Lotniskowiec eskortowy Ton-Falk (Ton-Falk Escort Carrier)
Lotniskowce nie pełnią we flotach kosmicznych bardzo wyjątkowej roli, ponieważ prawie każdy krążownik czy większa fregata także są w stanie przenosić myśliwce. Czasem jednak pojawia się konieczność zapewnienia czystego wsparcia myśliwskiego, lub też uzupełnienia składu grupy bojowej czy zadaniowej o większą ilość lekkich maszyn - wtedy do akcji wkraczają lotniskowce eskortowe, zamówione przez Marynarkę Imperialną w KDY krótko po tym, jak kilka ważnych bitew, w tym potyczka pod Ton-Falk, zostało przegranych z braku wsparcia myśliwskiego.
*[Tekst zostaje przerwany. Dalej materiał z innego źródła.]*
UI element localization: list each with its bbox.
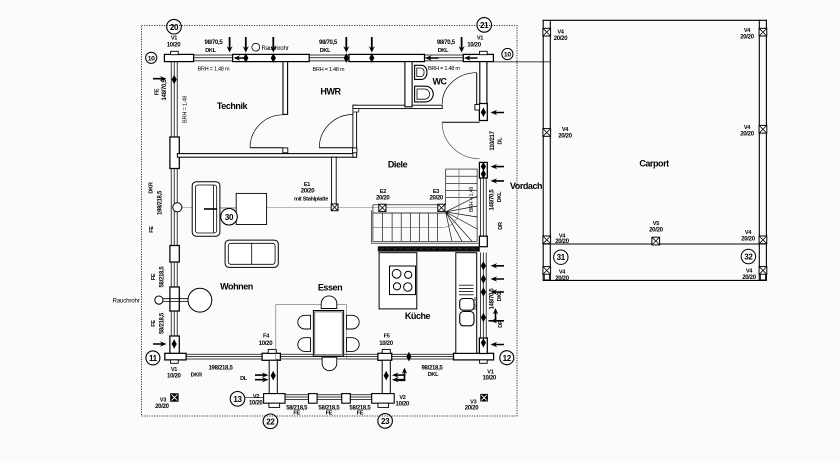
svg-text:DR: DR [498, 222, 504, 230]
svg-text:11: 11 [149, 354, 158, 363]
V3 box left (black) [170, 393, 178, 401]
svg-text:FE: FE [326, 411, 333, 417]
door Technik: leaf [250, 147, 283, 149]
wall HWR|Diele vertical [353, 105, 357, 157]
carport post ML [543, 129, 551, 137]
door Technik: jamb block [283, 148, 288, 153]
svg-text:Technik: Technik [217, 101, 249, 111]
V2 cap left below [269, 403, 280, 407]
carport left edge double [542, 20, 544, 281]
V2 block left [264, 394, 285, 404]
chair right upper [347, 315, 360, 329]
circle 20 [167, 19, 182, 34]
label Rauchrohr top [252, 43, 260, 51]
svg-text:V1: V1 [171, 36, 177, 42]
door WC: leaf [476, 73, 478, 105]
entrance door: arc [442, 122, 480, 159]
svg-text:mit Stahlplatte: mit Stahlplatte [294, 197, 328, 203]
kitchen counter right strip [456, 253, 477, 354]
door HWR: arc [319, 115, 353, 148]
carport strip cap left [544, 274, 549, 280]
svg-text:V1: V1 [477, 35, 483, 41]
carport bottom line [543, 279, 767, 281]
node circle on left wall axis30 [173, 203, 182, 212]
svg-text:30: 30 [225, 213, 234, 222]
V1 cap top-right [480, 51, 488, 54]
door HWR: jamb block [353, 148, 357, 153]
left wall diamond bottom + arrow [172, 339, 177, 348]
window w2 98/70,5 [309, 55, 349, 61]
circle 30 [221, 208, 238, 225]
wall Technik|HWR [283, 62, 288, 115]
right wall post block with diamond [479, 104, 487, 121]
svg-text:V5: V5 [653, 221, 659, 227]
rail post 1 [309, 394, 318, 404]
svg-text:20/20: 20/20 [741, 236, 755, 242]
bottom wall F4 block [262, 353, 280, 360]
window w3 98/70,5 [425, 55, 464, 61]
top wall diamonds [243, 53, 248, 62]
right wall arrows outside [491, 110, 505, 115]
door WC: jamb block [475, 105, 480, 111]
carport top edge [543, 19, 767, 21]
svg-text:DL: DL [498, 137, 504, 145]
svg-text:10/20: 10/20 [396, 401, 410, 407]
walkline with arc [373, 169, 459, 228]
svg-text:BRH = 1.48 m: BRH = 1.48 m [198, 66, 230, 72]
svg-text:Diele: Diele [388, 160, 408, 170]
svg-text:DKL: DKL [428, 372, 439, 378]
svg-text:58/218,5: 58/218,5 [160, 266, 166, 288]
svg-text:Rauchrohr: Rauchrohr [113, 297, 140, 304]
svg-text:V2: V2 [253, 394, 259, 400]
top wall left-arrowheads [234, 55, 248, 60]
sofa 2 horizontal [225, 240, 278, 267]
svg-text:FE: FE [155, 88, 161, 95]
svg-text:22: 22 [266, 417, 275, 426]
treads lower flight [381, 213, 383, 241]
F4 cap above [268, 349, 276, 353]
step rect at wall junction [353, 109, 359, 112]
V2 cap right below [378, 403, 389, 407]
svg-text:20/20: 20/20 [376, 196, 390, 202]
left wall block chimney lower [170, 287, 179, 311]
left wall block chimney upper [170, 137, 179, 169]
svg-text:13: 13 [233, 395, 242, 404]
dashed property border [142, 26, 518, 417]
wall E1 stub Wohnen|Essen [332, 157, 337, 204]
svg-text:FE: FE [149, 226, 155, 233]
axis tick over sofa [204, 208, 217, 210]
svg-text:21: 21 [480, 21, 489, 30]
svg-text:BRH = 1,48: BRH = 1,48 [469, 187, 475, 212]
post E2 [379, 204, 386, 211]
svg-text:DKR: DKR [149, 182, 155, 193]
svg-text:98/70,5: 98/70,5 [205, 40, 224, 46]
svg-text:198/218,5: 198/218,5 [158, 190, 164, 215]
svg-text:BRH = 1.48 m: BRH = 1.48 m [313, 67, 345, 73]
door WC: arc [442, 73, 477, 105]
circle 10 left [146, 52, 157, 63]
svg-text:DKL: DKL [320, 48, 331, 54]
winder fan lines [446, 196, 477, 212]
chair right lower [347, 338, 360, 352]
circle 21 [477, 18, 492, 33]
coffee table square [236, 193, 266, 224]
wc toilet [415, 86, 434, 102]
svg-text:HWR: HWR [320, 87, 341, 97]
post E1 [331, 204, 338, 211]
svg-text:10/20: 10/20 [167, 374, 181, 380]
svg-text:32: 32 [744, 253, 753, 262]
rauchrohr connection double line [163, 298, 188, 300]
top wall block D corner [463, 54, 493, 61]
carport mid bottom line [543, 243, 767, 245]
carport post TL [543, 28, 551, 36]
svg-text:V3: V3 [160, 398, 166, 404]
V3 box right (black) [480, 394, 488, 402]
svg-text:FE: FE [357, 411, 364, 417]
right wall diamonds [481, 108, 486, 117]
svg-text:BRH = 1.48 m: BRH = 1.48 m [428, 66, 460, 72]
svg-text:110/217: 110/217 [490, 130, 496, 150]
chair left lower [298, 338, 311, 352]
axis line through 30/E1/E2/E3 [179, 207, 443, 209]
chair bottom [322, 357, 337, 371]
svg-text:V3: V3 [470, 399, 476, 405]
svg-text:10/20: 10/20 [467, 43, 481, 49]
terrace left post column [269, 360, 277, 393]
svg-text:DKL: DKL [497, 191, 503, 202]
svg-text:198/218,5: 198/218,5 [209, 365, 234, 371]
door HWR: leaf [319, 147, 353, 149]
bottom wall block corner right [454, 353, 494, 360]
stair offset outline bottom [371, 242, 479, 244]
svg-text:BRH = 1.48: BRH = 1.48 [183, 96, 189, 123]
svg-text:58/218,5: 58/218,5 [160, 312, 166, 334]
svg-text:20: 20 [170, 23, 179, 32]
svg-text:DKL: DKL [438, 48, 449, 54]
svg-text:20/20: 20/20 [554, 36, 568, 42]
door Technik: arc [250, 115, 283, 148]
bottom wall block corner left [165, 353, 186, 360]
wc sink [415, 65, 427, 79]
circle 31 [554, 250, 568, 264]
terrace rail lines [285, 395, 372, 400]
stove circle [188, 288, 212, 312]
svg-text:DKR: DKR [191, 373, 202, 379]
stair enclosure outline [373, 204, 446, 206]
wall below WC horizontal [353, 105, 442, 108]
kitchen black wall bar [378, 246, 480, 251]
circle 10 right [502, 48, 513, 59]
svg-text:20/20: 20/20 [742, 275, 756, 281]
sink bowl 2 [460, 312, 474, 326]
svg-text:WC: WC [432, 76, 447, 86]
axis line y62 house to carport [493, 61, 550, 63]
carport post V5 bottom mid [652, 237, 660, 245]
right wall block above kitchen [479, 236, 487, 247]
svg-text:20/20: 20/20 [155, 404, 169, 410]
svg-text:20/20: 20/20 [429, 196, 443, 202]
svg-text:FE: FE [293, 411, 300, 417]
svg-text:Vordach: Vordach [510, 181, 542, 191]
left wall block lower post [170, 336, 179, 354]
wall WC partition [405, 62, 412, 107]
svg-text:20/20: 20/20 [740, 131, 754, 137]
svg-text:148/70,5: 148/70,5 [490, 189, 496, 211]
svg-text:20/20: 20/20 [465, 406, 479, 412]
rail post 2 [342, 394, 351, 404]
svg-text:Carport: Carport [639, 159, 669, 169]
V2 block right [372, 394, 395, 404]
svg-text:DKL: DKL [205, 48, 216, 54]
terrace right post column [382, 360, 390, 393]
svg-text:20/20: 20/20 [555, 276, 569, 282]
circle 11 [146, 351, 160, 365]
V1 cap bottom-left [171, 360, 179, 363]
carport strip post SR [759, 267, 767, 275]
svg-text:10/20: 10/20 [249, 400, 263, 406]
carport post MR [759, 125, 767, 133]
carport strip post SL [543, 267, 551, 275]
big horizontal wall Technik/Wohnen [177, 154, 356, 158]
kitchen counter left [379, 253, 417, 309]
svg-text:F5: F5 [384, 334, 390, 340]
svg-text:10/20: 10/20 [379, 341, 393, 347]
carport post BR [759, 236, 767, 244]
top wall block C [349, 54, 425, 61]
svg-text:10: 10 [504, 52, 511, 59]
svg-text:98/70,5: 98/70,5 [319, 40, 338, 46]
svg-text:20/20: 20/20 [555, 239, 569, 245]
entrance door: leaf [442, 121, 480, 123]
carport strip cap right [761, 274, 766, 280]
svg-text:10/20: 10/20 [259, 341, 273, 347]
svg-text:Essen: Essen [318, 282, 342, 292]
svg-text:148/70,5: 148/70,5 [162, 79, 168, 101]
V1 cap top-left [171, 51, 179, 54]
top wall block A corner [164, 54, 193, 61]
rauchrohr small circle [155, 296, 163, 304]
svg-text:20/20: 20/20 [301, 189, 315, 195]
svg-text:98/70,5: 98/70,5 [437, 40, 456, 46]
right wall kitchen window [481, 253, 487, 339]
chair left upper [298, 315, 311, 329]
svg-text:Wohnen: Wohnen [220, 282, 253, 292]
arrows right terrace [392, 372, 406, 377]
chair top [321, 296, 337, 309]
cooktop [390, 266, 416, 295]
treads upper flight [446, 175, 477, 177]
svg-text:20/20: 20/20 [649, 228, 663, 234]
bottom wall F5 block [378, 353, 392, 360]
bottom window lines [186, 354, 453, 359]
right wall solid top segment [480, 62, 487, 104]
right wall window 148/70,5 [481, 178, 487, 236]
top wall down arrows [227, 37, 233, 53]
svg-text:Küche: Küche [405, 311, 431, 321]
sofa 1 vertical [192, 182, 220, 237]
svg-text:10/20: 10/20 [482, 375, 496, 381]
svg-text:31: 31 [557, 253, 566, 262]
circle 12 [500, 351, 514, 365]
svg-text:12: 12 [503, 354, 512, 363]
svg-text:23: 23 [381, 417, 390, 426]
F5 cap above [382, 349, 390, 353]
left wall window glazing lines [171, 62, 177, 354]
post E3 [438, 204, 445, 211]
rug [276, 305, 347, 360]
terrace post diamonds [271, 371, 276, 380]
bottom wall diamond near F5 [406, 352, 411, 361]
circle13 rail tick [245, 396, 263, 398]
circle 32 [741, 249, 755, 263]
circle 23 [378, 414, 393, 429]
svg-text:V1: V1 [171, 367, 177, 373]
right wall block lower [479, 338, 487, 354]
svg-text:20/20: 20/20 [558, 133, 572, 139]
svg-text:E3: E3 [433, 189, 439, 195]
V1 cap bottom-right [480, 360, 488, 363]
svg-text:FE: FE [151, 273, 157, 280]
window w1 98/70,5 [194, 55, 233, 61]
svg-text:98/218,5: 98/218,5 [422, 365, 444, 371]
svg-text:10: 10 [148, 55, 155, 62]
carport right edge double [758, 20, 760, 281]
carport post TR [759, 28, 767, 36]
svg-text:FE: FE [151, 320, 157, 327]
circle 22 [263, 414, 278, 429]
svg-text:60x1,40: 60x1,40 [473, 296, 478, 310]
svg-text:E1: E1 [304, 182, 310, 188]
sink bowl 1 [460, 299, 474, 311]
top wall block B [233, 54, 310, 61]
svg-text:20/20: 20/20 [740, 34, 754, 40]
right wall post block below door [479, 162, 487, 178]
circle 13 [230, 392, 245, 407]
dining table [313, 311, 343, 357]
svg-text:E2: E2 [380, 189, 386, 195]
carport post BL [543, 236, 551, 244]
svg-text:V2: V2 [399, 395, 405, 401]
svg-text:DL: DL [240, 376, 248, 382]
left wall block mid [170, 246, 179, 263]
stair lower flight top edge [373, 212, 446, 214]
left wall diamond top + arrow [172, 75, 177, 84]
svg-text:10/20: 10/20 [167, 43, 181, 49]
sink drainer lines [459, 285, 474, 295]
Imperialny lotniskowiec eskortowy to w zasadzie dużych rozmiarów pudło wypełnione pokładami lotniczymi, warsztatami, pomieszczeniami dla załogi i personelu technicznego oraz składami uzbrojenia, wyposażenia i paliwa. Pancerz tego okrętu jest dosyć mocny, jego uzbrojenie strzeleckie przystosowane jest jednak przede wszystkim do pełnienia funkcji obronnych. Z czasem okręty typu Ton-Falk dozbrojono również w pojedynczą wyrzutnię rakiet VL-6, z pociskami do zwalczania szybko poruszających się celów w rodzaju wrogich myśliwców lub ciężkich pocisków rakietowych. Lotniskowiec w czasie walki stara się pozostać poza obszarem zainteresowania przeciwnika i polega głównie na swoich myśliwcach: jego podstawowym zadaniem jest wysłać do walki jak najwięcej tych maszyn, a potem przeżyć, by móc przyjąć je na powrót. Pod względem ilości operacji lotniczych (startów lub lądowań) w jednostce czasu ESC jest zdecydowanie najskuteczniejszą jednostką Marynarki Imperialnej, przebijając nawet wykorzystywanego często w podobnym charakterze podczas wojen klonów Venatora i potrafi rzeczywiście w krótkim czasie zalać wroga chmarą myśliwców TIE. Standardowym wymaganiem w doktrynie użycia tych okrętów było, aby każdy lotniskowiec poza klasycznymi TIE myśliwskimi i bombowymi dysponował przynajmniej jedną eskadrą TIE Interceptorów.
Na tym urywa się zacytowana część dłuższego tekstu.